Although it might seem counterintuitive, growing your company at too rapid a rate is one of the easiest ways to run it out of business. Uncontrolled growth makes it increasingly difficult to keep your customers happy, and a business with unhappy customers is clearly in danger of failure.
So what are some of the signs that your business is growing too rapidly?
If you and all of your staff members are being run ragged handling day-to-day business, there’s a good chance your business’s growth rate is out of control. Either that, or you launched your business operation without ensuring a realistic level of staffing for your short-term needs.
A related indication of too-rapid growth is a business infrastructure that’s no longer large enough to handle the demands of your operations. When you find that your computer systems – both hardware and software – can no longer keep pace, you may have allowed your business to outstrip its resources. If yours is a manufacturing operation, and the downtime on your production facilities is increasing because of increased maintenance needs, you’re probably expecting too much from too little.

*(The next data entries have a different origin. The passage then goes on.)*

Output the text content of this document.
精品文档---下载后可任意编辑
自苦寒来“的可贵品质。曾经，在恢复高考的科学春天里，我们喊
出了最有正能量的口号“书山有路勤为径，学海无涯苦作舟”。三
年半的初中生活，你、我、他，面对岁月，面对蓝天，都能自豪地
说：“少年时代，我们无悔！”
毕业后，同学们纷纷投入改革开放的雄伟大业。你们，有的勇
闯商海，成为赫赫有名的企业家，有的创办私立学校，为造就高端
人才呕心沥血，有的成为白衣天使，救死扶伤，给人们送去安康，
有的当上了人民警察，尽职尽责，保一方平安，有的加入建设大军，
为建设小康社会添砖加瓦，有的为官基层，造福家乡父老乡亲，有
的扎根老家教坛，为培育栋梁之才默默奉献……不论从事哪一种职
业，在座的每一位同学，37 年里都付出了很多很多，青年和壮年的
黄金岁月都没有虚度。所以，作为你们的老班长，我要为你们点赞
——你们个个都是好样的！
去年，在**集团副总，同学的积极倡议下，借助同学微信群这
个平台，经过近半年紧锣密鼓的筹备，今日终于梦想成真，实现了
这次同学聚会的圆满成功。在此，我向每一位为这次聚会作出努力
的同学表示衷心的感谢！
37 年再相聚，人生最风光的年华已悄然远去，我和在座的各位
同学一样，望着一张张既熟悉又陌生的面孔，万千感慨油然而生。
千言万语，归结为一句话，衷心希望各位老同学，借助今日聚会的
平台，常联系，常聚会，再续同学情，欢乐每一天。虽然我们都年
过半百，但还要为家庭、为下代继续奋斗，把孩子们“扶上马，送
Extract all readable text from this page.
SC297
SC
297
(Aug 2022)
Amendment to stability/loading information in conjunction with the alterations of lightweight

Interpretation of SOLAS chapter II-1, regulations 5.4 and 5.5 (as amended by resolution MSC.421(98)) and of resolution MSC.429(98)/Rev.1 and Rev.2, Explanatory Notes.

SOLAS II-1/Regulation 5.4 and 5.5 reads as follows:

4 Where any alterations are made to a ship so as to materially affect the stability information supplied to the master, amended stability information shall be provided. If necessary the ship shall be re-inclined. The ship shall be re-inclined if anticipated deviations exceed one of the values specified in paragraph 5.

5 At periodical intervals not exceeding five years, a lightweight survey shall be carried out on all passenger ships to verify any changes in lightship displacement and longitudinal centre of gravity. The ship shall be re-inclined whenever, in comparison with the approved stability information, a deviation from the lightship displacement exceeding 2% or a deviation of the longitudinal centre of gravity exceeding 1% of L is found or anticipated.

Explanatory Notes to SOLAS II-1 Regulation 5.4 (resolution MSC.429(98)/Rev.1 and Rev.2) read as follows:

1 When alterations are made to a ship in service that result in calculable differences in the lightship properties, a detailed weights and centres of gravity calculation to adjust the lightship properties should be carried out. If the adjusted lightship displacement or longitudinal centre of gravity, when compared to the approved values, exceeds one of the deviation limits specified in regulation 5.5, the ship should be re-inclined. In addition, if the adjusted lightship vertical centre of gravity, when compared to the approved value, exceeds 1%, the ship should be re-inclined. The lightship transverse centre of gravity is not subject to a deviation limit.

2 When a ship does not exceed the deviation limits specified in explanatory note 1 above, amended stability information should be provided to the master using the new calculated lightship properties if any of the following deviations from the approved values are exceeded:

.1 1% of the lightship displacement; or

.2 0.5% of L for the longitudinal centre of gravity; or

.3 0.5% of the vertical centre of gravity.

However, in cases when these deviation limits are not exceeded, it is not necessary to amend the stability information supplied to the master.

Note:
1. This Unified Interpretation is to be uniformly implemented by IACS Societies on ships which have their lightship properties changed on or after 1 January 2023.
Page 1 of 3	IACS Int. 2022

If your business deals with outside vendors and suppliers and they can no longer keep up with your demands for products or parts, you probably are exceeding your growth limit and should take steps to slow it down.
Don’t sacrifice quality
A successful business achieves success by delivering quality products or services to its customers. If you notice that your business’s delicate balance between quality and quantity has shifted to the latter, you probably are growing too fast and run a very real risk of losing the competitive edge that brought you success.
Putting together backup financing
Having to borrow to keep your business afloat is a sure sign that you’re growing too fast. Assuming you adequately capitalized your business for the short-term future, your cash flow should be sufficient to meet your needs. The fact that it isn’t is a warning sign that something’s got to give.
While it’s always best to be prepared for the unexpected, the very fact that your business is growing too rapidly is a sure sign that you missed the boat there. Because money – or a lack thereof – is at the root of most business failures, you’ll need to scramble to put together a line of credit commensurate with your accelerated rate of growth.
This increased capitalization, always harder to set up if you’re arranging it after the train has already left the station, will allow you to add the extra employees, computing power and other business infrastructure you need to cope with the stepped-up demands of your growing business.
Although you’ll need to address all the weaknesses in your overall business operations, most of these can be fixed if you have the money to do it. When it comes to hiring extra help to cope with your business’s rapid growth, you may want to look at telecommuters to fill in some of the gaps in your operation. It’s likely that your business quarters are already filled to capacity with your existing team.
Another way to reduce the burdens of rapid business growth is to review your customer list and ease out of the relationship you have with customers that are more trouble than they’re worth. Every company has some of these. They claim an inordinate amount of your customer service time and resources and yet insist on paying the lowest possible price for your products or services.
Plan for growth
For those business owners who have not yet experienced the downside of growing too rapidly, perhaps this will be a wake-up call about the importance of carefully planning and controlling business growth.
Try to ensure that the financial resources available to you are more than adequate to meet the business’s foreseeable needs. Keep a close watch on your cash flow to avoid getting caught short. At the first sign of a sharp uptick in business, take steps to tamp down the growth and arrange for increased capitalization to keep up with demand.